Wireless Body Sensor Nodes (WBSNs) are miniaturized, wearable systems able to measure and wirelessly transmit biological signals of patients. A major field of application of WBSNs is the ambulatory acquisition of electrocardiograms (ECGs), which evaluates the electrical activity of the heart. In this context, these devices allow long time monitoring of subjects producing little discomfort and requiring minimal medical supervision.
A recent trend in WBSNs, driven by the progress in semiconductor technologies, has been the emergence of “smart” wireless nodes [1]. These smart WBSNs (FIG. 1) can, in addition to acquiring and transmitting data wirelessly, perform advanced digital signal processing filtering noise typically corrupting the signals and/or executing an automated diagnosis.
In the field of ambulatory electrocardiography, an important early diagnosis step is to separate normal and pathological heartbeats. The benefit of this separation is two-fold: first, it can provide helpful information for speeding up the visual inspections of lengthy recordings by medical staff; second, it can be used to activate a more detailed analysis of only those beats presenting pathological characteristics.

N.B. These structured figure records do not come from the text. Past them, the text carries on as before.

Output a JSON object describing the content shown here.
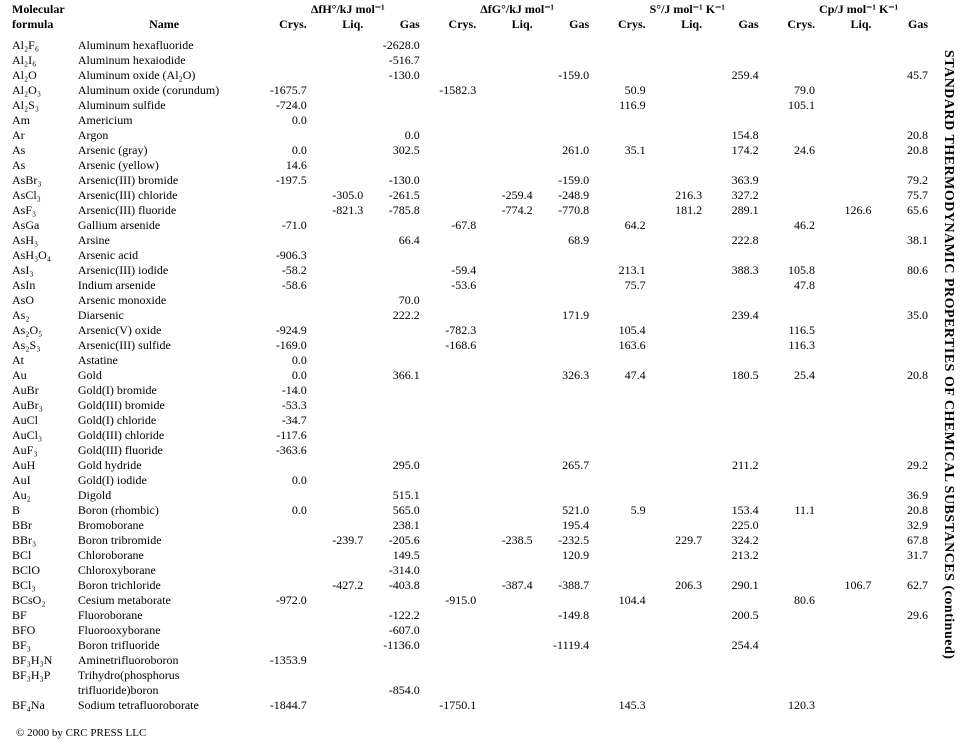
{
  "page_title_vertical": "STANDARD THERMODYNAMIC PROPERTIES OF CHEMICAL SUBSTANCES (continued)",
  "footer": "© 2000 by CRC PRESS LLC",
  "header": {
    "groups": [
      "Molecular",
      "",
      "ΔfH°/kJ mol⁻¹",
      "ΔfG°/kJ mol⁻¹",
      "S°/J mol⁻¹ K⁻¹",
      "Cp/J mol⁻¹ K⁻¹"
    ],
    "row2": [
      "formula",
      "Name",
      "Crys.",
      "Liq.",
      "Gas",
      "Crys.",
      "Liq.",
      "Gas",
      "Crys.",
      "Liq.",
      "Gas",
      "Crys.",
      "Liq.",
      "Gas"
    ]
  },
  "rows": [
    {
      "f": "Al₂F₆",
      "n": "Aluminum hexafluoride",
      "hG": "-2628.0"
    },
    {
      "f": "Al₂I₆",
      "n": "Aluminum hexaiodide",
      "hG": "-516.7"
    },
    {
      "f": "Al₂O",
      "n": "Aluminum oxide (Al₂O)",
      "hG": "-130.0",
      "gG": "-159.0",
      "sG": "259.4",
      "cG": "45.7"
    },
    {
      "f": "Al₂O₃",
      "n": "Aluminum oxide (corundum)",
      "hC": "-1675.7",
      "gC": "-1582.3",
      "sC": "50.9",
      "cC": "79.0"
    },
    {
      "f": "Al₂S₃",
      "n": "Aluminum sulfide",
      "hC": "-724.0",
      "sC": "116.9",
      "cC": "105.1"
    },
    {
      "f": "Am",
      "n": "Americium",
      "hC": "0.0"
    },
    {
      "f": "Ar",
      "n": "Argon",
      "hG": "0.0",
      "sG": "154.8",
      "cG": "20.8"
    },
    {
      "f": "As",
      "n": "Arsenic (gray)",
      "hC": "0.0",
      "hG": "302.5",
      "gG": "261.0",
      "sC": "35.1",
      "sG": "174.2",
      "cC": "24.6",
      "cG": "20.8"
    },
    {
      "f": "As",
      "n": "Arsenic (yellow)",
      "hC": "14.6"
    },
    {
      "f": "AsBr₃",
      "n": "Arsenic(III) bromide",
      "hC": "-197.5",
      "hG": "-130.0",
      "gG": "-159.0",
      "sG": "363.9",
      "cG": "79.2"
    },
    {
      "f": "AsCl₃",
      "n": "Arsenic(III) chloride",
      "hL": "-305.0",
      "hG": "-261.5",
      "gL": "-259.4",
      "gG": "-248.9",
      "sL": "216.3",
      "sG": "327.2",
      "cG": "75.7"
    },
    {
      "f": "AsF₃",
      "n": "Arsenic(III) fluoride",
      "hL": "-821.3",
      "hG": "-785.8",
      "gL": "-774.2",
      "gG": "-770.8",
      "sL": "181.2",
      "sG": "289.1",
      "cL": "126.6",
      "cG": "65.6"
    },
    {
      "f": "AsGa",
      "n": "Gallium arsenide",
      "hC": "-71.0",
      "gC": "-67.8",
      "sC": "64.2",
      "cC": "46.2"
    },
    {
      "f": "AsH₃",
      "n": "Arsine",
      "hG": "66.4",
      "gG": "68.9",
      "sG": "222.8",
      "cG": "38.1"
    },
    {
      "f": "AsH₃O₄",
      "n": "Arsenic acid",
      "hC": "-906.3"
    },
    {
      "f": "AsI₃",
      "n": "Arsenic(III) iodide",
      "hC": "-58.2",
      "gC": "-59.4",
      "sC": "213.1",
      "sG": "388.3",
      "cC": "105.8",
      "cG": "80.6"
    },
    {
      "f": "AsIn",
      "n": "Indium arsenide",
      "hC": "-58.6",
      "gC": "-53.6",
      "sC": "75.7",
      "cC": "47.8"
    },
    {
      "f": "AsO",
      "n": "Arsenic monoxide",
      "hG": "70.0"
    },
    {
      "f": "As₂",
      "n": "Diarsenic",
      "hG": "222.2",
      "gG": "171.9",
      "sG": "239.4",
      "cG": "35.0"
    },
    {
      "f": "As₂O₅",
      "n": "Arsenic(V) oxide",
      "hC": "-924.9",
      "gC": "-782.3",
      "sC": "105.4",
      "cC": "116.5"
    },
    {
      "f": "As₂S₃",
      "n": "Arsenic(III) sulfide",
      "hC": "-169.0",
      "gC": "-168.6",
      "sC": "163.6",
      "cC": "116.3"
    },
    {
      "f": "At",
      "n": "Astatine",
      "hC": "0.0"
    },
    {
      "f": "Au",
      "n": "Gold",
      "hC": "0.0",
      "hG": "366.1",
      "gG": "326.3",
      "sC": "47.4",
      "sG": "180.5",
      "cC": "25.4",
      "cG": "20.8"
    },
    {
      "f": "AuBr",
      "n": "Gold(I) bromide",
      "hC": "-14.0"
    },
    {
      "f": "AuBr₃",
      "n": "Gold(III) bromide",
      "hC": "-53.3"
    },
    {
      "f": "AuCl",
      "n": "Gold(I) chloride",
      "hC": "-34.7"
    },
    {
      "f": "AuCl₃",
      "n": "Gold(III) chloride",
      "hC": "-117.6"
    },
    {
      "f": "AuF₃",
      "n": "Gold(III) fluoride",
      "hC": "-363.6"
    },
    {
      "f": "AuH",
      "n": "Gold hydride",
      "hG": "295.0",
      "gG": "265.7",
      "sG": "211.2",
      "cG": "29.2"
    },
    {
      "f": "AuI",
      "n": "Gold(I) iodide",
      "hC": "0.0"
    },
    {
      "f": "Au₂",
      "n": "Digold",
      "hG": "515.1",
      "cG": "36.9"
    },
    {
      "f": "B",
      "n": "Boron (rhombic)",
      "hC": "0.0",
      "hG": "565.0",
      "gG": "521.0",
      "sC": "5.9",
      "sG": "153.4",
      "cC": "11.1",
      "cG": "20.8"
    },
    {
      "f": "BBr",
      "n": "Bromoborane",
      "hG": "238.1",
      "gG": "195.4",
      "sG": "225.0",
      "cG": "32.9"
    },
    {
      "f": "BBr₃",
      "n": "Boron tribromide",
      "hL": "-239.7",
      "hG": "-205.6",
      "gL": "-238.5",
      "gG": "-232.5",
      "sL": "229.7",
      "sG": "324.2",
      "cG": "67.8"
    },
    {
      "f": "BCl",
      "n": "Chloroborane",
      "hG": "149.5",
      "gG": "120.9",
      "sG": "213.2",
      "cG": "31.7"
    },
    {
      "f": "BClO",
      "n": "Chloroxyborane",
      "hG": "-314.0"
    },
    {
      "f": "BCl₃",
      "n": "Boron trichloride",
      "hL": "-427.2",
      "hG": "-403.8",
      "gL": "-387.4",
      "gG": "-388.7",
      "sL": "206.3",
      "sG": "290.1",
      "cL": "106.7",
      "cG": "62.7"
    },
    {
      "f": "BCsO₂",
      "n": "Cesium metaborate",
      "hC": "-972.0",
      "gC": "-915.0",
      "sC": "104.4",
      "cC": "80.6"
    },
    {
      "f": "BF",
      "n": "Fluoroborane",
      "hG": "-122.2",
      "gG": "-149.8",
      "sG": "200.5",
      "cG": "29.6"
    },
    {
      "f": "BFO",
      "n": "Fluorooxyborane",
      "hG": "-607.0"
    },
    {
      "f": "BF₃",
      "n": "Boron trifluoride",
      "hG": "-1136.0",
      "gG": "-1119.4",
      "sG": "254.4"
    },
    {
      "f": "BF₃H₃N",
      "n": "Aminetrifluoroboron",
      "hC": "-1353.9"
    },
    {
      "f": "BF₃H₃P",
      "n": "Trihydro(phosphorus"
    },
    {
      "f": "",
      "n": "   trifluoride)boron",
      "hG": "-854.0"
    },
    {
      "f": "BF₄Na",
      "n": "Sodium tetrafluoroborate",
      "hC": "-1844.7",
      "gC": "-1750.1",
      "sC": "145.3",
      "cC": "120.3"
    }
  ]
}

The second scenario can lead to two non-obvious, yet substantial, benefits. On the one hand, if a detailed diagnosis is performed off-node, it can be desirable to transmit or store only pathological beats on the WBSN, greatly reducing either the energy employed for wireless transmission or the data storage requirements, respectively. On the other hand, even if the analysis of beats is executed on the wireless node, computation effort can be reduced by activating it only when abnormal beats are detected, increasing energy efficiency.
While off-line algorithms have been proposed to classify the different heartbeat morphologies [2][3], their real-time implementation poses a considerable challenge on WBSN platforms, due to their high computational requirements.
A neuro-fuzzy classifier (NFC) approach [4] is instead potentially a good candidate for this application. Its simple feed-forward structure makes it eligible to be optimized for, and executed on, the constrained resources typically present on WBSNs.
An important factor to consider is the high dimensionality of the heartbeat representation problem as, for every beat, tens of samples before and after the R peak of the QRS complex peak have to be considered to perform a reliable classification.
To effectively address this problem, in the method according to the invention enables to classify ECG beats using a method based on random projections (RPs) that can lead to reduction in input size. The approximation error introduced by random projections is theoretically bounded, nonetheless empirical evidence shows that certain projections perform better than others. Our experiments show that even a rather simple optimization, such as the one performed by a genetic algorithm in few generations, can find a proper projection to obtain optimal classification results. In one embodiment of the invention, the method includes the RP-classifier, a filtering stage and a peak detector, used to isolate beats. In one embodiment, three-lead delineation is used instead adopted as an example of detailed analysis, and is activated by the classifier only for beats identified as pathological.
Test heartbeats were retrieved from the MIT-BIH Arrhythmia database [5], considering all beats presenting three different morphologies: normal sinus rhythms, left bundle branch blocks and premature ventricular contractions. Experimental results show that the proposed methodology can identify more than 97% of abnormal beats, while using a small fraction of the available SoC memory and computing resources.
Neuro-fuzzy classifiers (NFCs) [6] have been extensively studied in the literature. Their ability to explicitly express uncertainty in classification, given by the employed fuzzy values, makes them particularly well suited to the problem of heartbeat classification, as proposed in [7].
NFCs can be effectively trained using established methods, the most common being the gradient descent algorithm described in [6] and the scale conjugate gradient introduced in [8] and [9], which is employed in this work. The approach is both computationally simpler and presenting lower memory requirements than comparable methods, like the ones based on support vector machines [2] and linear discriminants [10]. Therefore, it is more suitable for execution in embedded WBSNs.
Several state-of-the-art strategies for neuro-fuzzy classification of ECGs can be distinguished based on the methodology employed to extract the features of individual heartbeats generating the classifier input. Solutions to the features extraction problem include the ones based on Independent or Principal component analysis (ICA [11]/PCA, [3]), Discrete Wavelets Transform (DWT [12]) and Discrete Cosine Transform (DCT [4]). As opposed to the method disclosed in this invention, these methods demand a computation effort not compatible with WBSN resources.
A different approach, based on detection of morphological features, is presented in [13]; it nevertheless requires a detailed analysis of heartbeats before classification, conversely to our goal of early identification of pathological beats.